FIG. 1 is a front view showing an application container using an embodiment of an inner plug of the present invention.

FIG. 2 is a sectional view showing a main part of the coating container.

FIG. 3 is a sectional view showing an inner plug.

FIG. 4 is a sectional view showing a main part of the inner plug.

FIG. 5 is a sectional view showing the operation of the inner plug.

FIG. 6 is a sectional view showing the operation of the inner plug.

FIG. 7 is a perspective view showing a conventional coating container.

FIG. 8 is a sectional view showing a main part of the coating container.

[Explanation of symbols]

 DESCRIPTION OF SYMBOLS 1 Container main body 1a Neck 17a Flow hole 18 Lower flow path 18b Coating liquid inflow hole 19 Spherical plug

Claims (2)

[Claims] 1. A hollow inner plug for closing a neck opening of a container main body, wherein an outflow passage through which liquid in the container main body flows out of the container main body is provided in a vertical direction. A stopper body accommodating part for accommodating the body is formed, a liquid outlet hole smaller in diameter than the spherical stopper is provided at an upper part of the stopper body accommodating part, and a liquid inlet hole is provided at a lower part. A spherical plug is arranged to be able to roll freely with the inlet hole,
In a state where the neck of the container body is obliquely downward, the liquid flowing into the plug housing from the liquid inlet hole passes through the space between the spherical plug and the peripheral side wall of the plug housing so as to flow out of the liquid outlet hole.

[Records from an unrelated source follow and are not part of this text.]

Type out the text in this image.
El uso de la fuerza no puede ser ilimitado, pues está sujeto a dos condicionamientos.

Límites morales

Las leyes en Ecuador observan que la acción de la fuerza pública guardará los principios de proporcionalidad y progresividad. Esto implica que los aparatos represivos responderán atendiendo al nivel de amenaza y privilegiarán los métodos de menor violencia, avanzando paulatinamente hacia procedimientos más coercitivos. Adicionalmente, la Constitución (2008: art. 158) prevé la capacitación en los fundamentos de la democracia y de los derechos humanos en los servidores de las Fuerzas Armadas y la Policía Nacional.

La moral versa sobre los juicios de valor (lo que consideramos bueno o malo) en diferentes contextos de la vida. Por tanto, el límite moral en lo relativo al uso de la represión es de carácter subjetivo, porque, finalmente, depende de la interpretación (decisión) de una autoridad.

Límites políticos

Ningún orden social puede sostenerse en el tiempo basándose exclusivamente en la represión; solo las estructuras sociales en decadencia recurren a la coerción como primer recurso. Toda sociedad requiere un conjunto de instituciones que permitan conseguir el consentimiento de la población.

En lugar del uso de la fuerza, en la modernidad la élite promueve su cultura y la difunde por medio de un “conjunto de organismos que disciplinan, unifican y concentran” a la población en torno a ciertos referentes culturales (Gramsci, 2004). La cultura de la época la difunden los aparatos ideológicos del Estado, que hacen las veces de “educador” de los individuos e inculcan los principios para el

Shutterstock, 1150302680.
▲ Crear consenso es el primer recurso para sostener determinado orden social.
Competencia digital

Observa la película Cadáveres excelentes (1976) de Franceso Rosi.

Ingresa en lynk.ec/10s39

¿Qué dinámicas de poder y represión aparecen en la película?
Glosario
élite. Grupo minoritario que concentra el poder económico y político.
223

The inner plug characterized in that, when the neck of the container body is directed downward, the spherical plug rolls over the liquid outlet hole to close the liquid outlet hole and stop the outflow of the liquid. 2. A liquid inlet hole having a diameter larger than that of the spherical plug body is formed at a lower portion of the stopper housing portion, and a convex portion is provided inwardly from an inner peripheral surface of the liquid inlet hole to form a container body. 2. The inner plug according to claim 1, wherein the convex portion prevents the spherical plug from dropping when the neck is upward.